Database planning… avoiding parallel fields

database-designgeneralization

this is my first post here.

I'm a programmer and lately I've had an interest in databases. I'm working on a side project and would like some tips as how to best construct my database.

Here's the scenario:
I am attempting to see how the '6 degrees of seperation' theory holds up on social media.
I will have a scripted social media account which will act in much the same way as a web crawler… It will visit a social media account and catalog every UserID and UserName into a database file, UserID acting as the primary key. I would like to have a table (or collection of tables) which will keep track of which UserID's were linked to which account… i.e. UserID 12345 had links to/from UserID's 44444 and 55555 on their page.

The problem is, in my database classes I'm told it is bad practice to have parallel fields or columns that hold more than one attribute. I would like to avoid this.

From what I described UserID 12345 would have either two entries in one column(44444 & 55555), or two parallel fields holding one userID each. What is the best way to work around this?

Best Answer

One row in a relational DB table holds one fact only. That user 12345 is connected to user 44444 and to user 55555 is two facts. Consequently it should be stored as two separate rows.

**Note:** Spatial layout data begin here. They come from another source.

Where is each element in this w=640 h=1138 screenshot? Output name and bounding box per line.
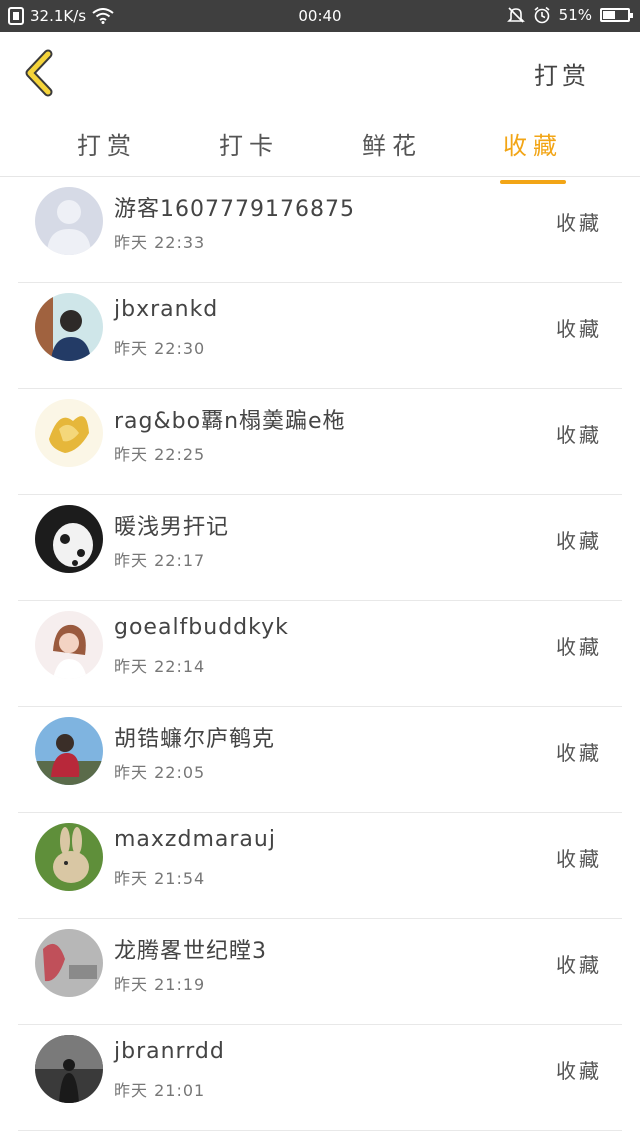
user-photo: [35, 823, 103, 891]
back-button[interactable]: [20, 48, 64, 98]
user-photo: [35, 505, 103, 573]
action-label: 收藏: [556, 529, 602, 553]
action-label: 收藏: [556, 741, 602, 765]
action-label: 收藏: [556, 847, 602, 871]
tab-label: 鲜花: [362, 132, 422, 160]
timestamp: 昨天 21:19: [114, 975, 206, 994]
list-item[interactable]: goealfbuddkyk 昨天 22:14 收藏: [18, 601, 622, 707]
user-name: jbranrrdd: [114, 1039, 225, 1064]
user-name: rag&bo覉n榻羮蹁e柂: [114, 409, 346, 434]
user-photo: [35, 717, 103, 785]
action-label: 收藏: [556, 635, 602, 659]
list-item[interactable]: 龙腾畧世纪瞠3 昨天 21:19 收藏: [18, 919, 622, 1025]
user-photo: [35, 929, 103, 997]
action-label: 收藏: [556, 953, 602, 977]
user-name: goealfbuddkyk: [114, 615, 289, 640]
user-name: maxzdmarauj: [114, 827, 276, 852]
tab-label: 收藏: [503, 132, 563, 160]
timestamp: 昨天 22:25: [114, 445, 206, 464]
avatar: [35, 505, 103, 573]
battery-percent: 51%: [558, 6, 592, 24]
tab-favorites[interactable]: 收藏: [488, 126, 578, 184]
alarm-icon: [534, 6, 550, 24]
avatar: [35, 823, 103, 891]
timestamp: 昨天 21:54: [114, 869, 206, 888]
tab-reward[interactable]: 打赏: [62, 126, 152, 161]
timestamp: 昨天 22:33: [114, 233, 206, 252]
favorites-list: 游客1607779176875 昨天 22:33 收藏 jbxrankd 昨天 …: [0, 177, 640, 1131]
action-label: 收藏: [556, 1059, 602, 1083]
user-name: 暖浅男扞记: [114, 515, 230, 540]
user-photo: [35, 399, 103, 467]
tab-flowers[interactable]: 鲜花: [347, 126, 437, 161]
list-item[interactable]: jbranrrdd 昨天 21:01 收藏: [18, 1025, 622, 1131]
avatar: [35, 1035, 103, 1103]
list-item[interactable]: 暖浅男扞记 昨天 22:17 收藏: [18, 495, 622, 601]
avatar: [35, 717, 103, 785]
tab-label: 打赏: [77, 132, 137, 160]
avatar: [35, 611, 103, 679]
list-item[interactable]: 胡锆蠊尔庐鹌克 昨天 22:05 收藏: [18, 707, 622, 813]
reward-button[interactable]: 打赏: [534, 56, 590, 91]
mute-icon: [506, 7, 525, 23]
battery-icon: [600, 8, 633, 22]
status-bar: 32.1K/s 00:40 51%: [0, 0, 640, 32]
tab-checkin[interactable]: 打卡: [204, 126, 294, 161]
user-photo: [35, 611, 103, 679]
tab-bar: 打赏 打卡 鲜花 收藏: [0, 112, 640, 184]
avatar: [35, 399, 103, 467]
header: 打赏: [0, 32, 640, 112]
user-name: jbxrankd: [114, 297, 219, 322]
default-avatar-icon: [35, 187, 103, 255]
avatar: [35, 187, 103, 255]
chevron-left-icon: [25, 49, 53, 97]
list-item[interactable]: maxzdmarauj 昨天 21:54 收藏: [18, 813, 622, 919]
action-label: 收藏: [556, 317, 602, 341]
timestamp: 昨天 22:30: [114, 339, 206, 358]
tab-label: 打卡: [219, 132, 279, 160]
status-bar-right: 51%: [506, 6, 633, 24]
action-label: 收藏: [556, 423, 602, 447]
timestamp: 昨天 22:17: [114, 551, 206, 570]
timestamp: 昨天 21:01: [114, 1081, 206, 1100]
battery-fill: [603, 11, 615, 19]
user-name: 龙腾畧世纪瞠3: [114, 939, 267, 964]
timestamp: 昨天 22:14: [114, 657, 206, 676]
list-item[interactable]: jbxrankd 昨天 22:30 收藏: [18, 283, 622, 389]
avatar: [35, 293, 103, 361]
user-photo: [35, 1035, 103, 1103]
user-photo: [35, 293, 103, 361]
list-item[interactable]: rag&bo覉n榻羮蹁e柂 昨天 22:25 收藏: [18, 389, 622, 495]
list-item[interactable]: 游客1607779176875 昨天 22:33 收藏: [18, 177, 622, 283]
user-name: 游客1607779176875: [114, 197, 355, 222]
avatar: [35, 929, 103, 997]
action-label: 收藏: [556, 211, 602, 235]
timestamp: 昨天 22:05: [114, 763, 206, 782]
user-name: 胡锆蠊尔庐鹌克: [114, 727, 276, 752]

Columns capture meaning from the real world. Depending on the table, there can be an implicit semantics between the columns. A good example is a departmental reporting hierarchy. Typically this would be modelled:

Employees
   EmployeeID
   Name
   HiredDate
   ManagerID Foreign Key references Employees.EmployeeID

Although each manager is also an employee (and will have a row in the table for her data), for a given row it does not make sense to swap the values in the EmployeeID column and the ManagerID column. The two are not symmetric and there is meaning in the columns.

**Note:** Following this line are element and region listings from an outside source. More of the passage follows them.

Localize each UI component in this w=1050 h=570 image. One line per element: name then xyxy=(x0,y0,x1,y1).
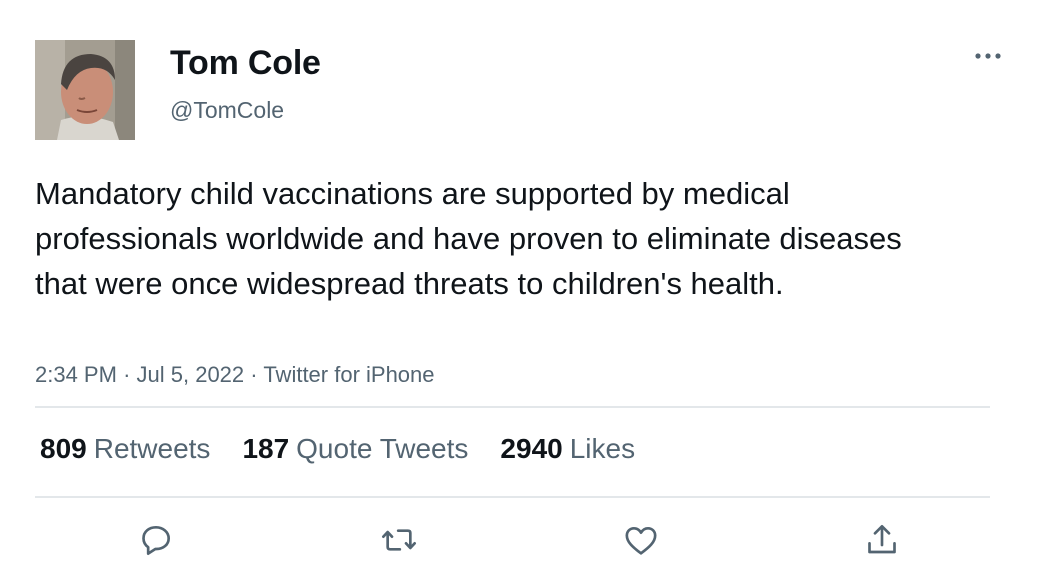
likes-count: 2940 xyxy=(500,433,563,464)
reply-icon xyxy=(142,526,171,555)
meta-separator: · xyxy=(123,362,131,387)
tweet-source[interactable]: Twitter for iPhone xyxy=(263,362,434,387)
tweet-text: Mandatory child vaccinations are support… xyxy=(35,176,902,301)
retweet-button[interactable] xyxy=(377,518,421,562)
author-handle[interactable]: @TomCole xyxy=(170,96,284,124)
more-options-button[interactable] xyxy=(970,44,1006,68)
avatar-photo xyxy=(35,40,135,140)
retweets-label: Retweets xyxy=(93,433,211,464)
likes-label: Likes xyxy=(569,433,636,464)
tweet-meta: 2:34 PM · Jul 5, 2022 · Twitter for iPho… xyxy=(35,362,435,388)
more-horizontal-icon xyxy=(975,53,1001,59)
tweet-time[interactable]: 2:34 PM xyxy=(35,362,117,387)
reply-button[interactable] xyxy=(134,518,178,562)
retweets-count: 809 xyxy=(40,433,87,464)
share-button[interactable] xyxy=(860,518,904,562)
retweet-icon xyxy=(382,529,416,551)
likes-stat[interactable]: 2940 Likes xyxy=(500,432,635,466)
avatar[interactable] xyxy=(35,40,135,140)
tweet-date[interactable]: Jul 5, 2022 xyxy=(137,362,245,387)
author-display-name[interactable]: Tom Cole xyxy=(170,43,321,83)
meta-separator: · xyxy=(250,362,258,387)
retweets-stat[interactable]: 809 Retweets xyxy=(40,432,210,466)
tweet-stats: 809 Retweets 187 Quote Tweets 2940 Likes xyxy=(40,432,667,466)
heart-icon xyxy=(625,527,657,555)
quote-tweets-stat[interactable]: 187 Quote Tweets xyxy=(242,432,468,466)
share-icon xyxy=(868,525,896,554)
divider xyxy=(35,496,990,498)
quote-tweets-label: Quote Tweets xyxy=(296,433,469,464)
divider xyxy=(35,406,990,408)
quote-tweets-count: 187 xyxy=(242,433,290,464)
like-button[interactable] xyxy=(619,518,663,562)
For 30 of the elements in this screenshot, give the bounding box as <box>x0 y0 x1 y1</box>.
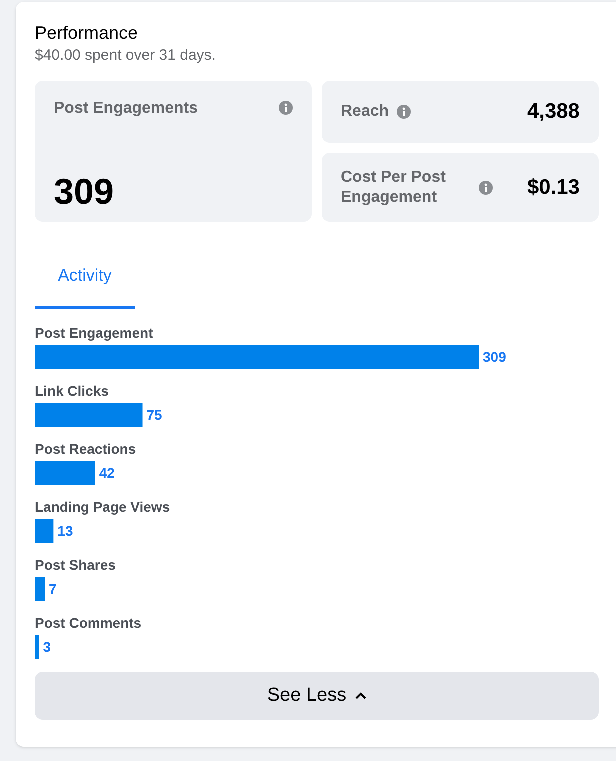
bar-label: Post Comments <box>35 615 143 632</box>
bar-value: 75 <box>146 406 162 424</box>
info-icon[interactable] <box>479 180 493 194</box>
bar-label: Landing Page Views <box>35 499 172 516</box>
chevron-up-icon <box>354 692 367 700</box>
bar <box>35 519 54 543</box>
bar-label: Post Reactions <box>35 441 138 458</box>
bar <box>35 635 40 659</box>
bar-value: 309 <box>483 348 506 366</box>
metric-label: Reach <box>341 102 390 122</box>
metric-label: Post Engagements <box>54 99 198 119</box>
card-subtitle: $40.00 spent over 31 days. <box>35 46 217 66</box>
metric-label: Cost Per Post Engagement <box>341 168 447 208</box>
bar-label: Link Clicks <box>35 383 110 400</box>
bar <box>35 461 96 485</box>
bar-label: Post Engagement <box>35 325 154 342</box>
metric-value: $0.13 <box>527 174 580 201</box>
bar-value: 7 <box>49 580 57 598</box>
metric-value: 4,388 <box>527 99 580 126</box>
bar-value: 3 <box>43 638 52 656</box>
bar <box>35 577 46 601</box>
bar-value: 13 <box>58 522 74 540</box>
card-title: Performance <box>35 22 140 44</box>
tab[interactable]: Activity <box>35 246 135 309</box>
bar-value: 42 <box>99 464 115 482</box>
bar-label: Post Shares <box>35 557 117 574</box>
info-icon[interactable] <box>279 101 293 115</box>
metric-value: 309 <box>54 174 116 210</box>
info-icon[interactable] <box>397 105 412 119</box>
see-less-button[interactable]: See Less <box>35 672 599 720</box>
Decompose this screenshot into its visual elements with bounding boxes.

For your example, however, if A is a friend of B then B is a friend of A. The pairing is completely symmetric. Modelling this in RDBMS can be problematic as it breaks the implicit asymmetry mentioned earlier. There are techniques to do this in RDBMS. One way is to store each pair twice i.e. 12345/44444 and 44444/12345. Another is to query the table twice and swap the meanings assigned to columns between queries.

This can be tricky to understand and is likely to be quite challenging as a first journey into relational database design.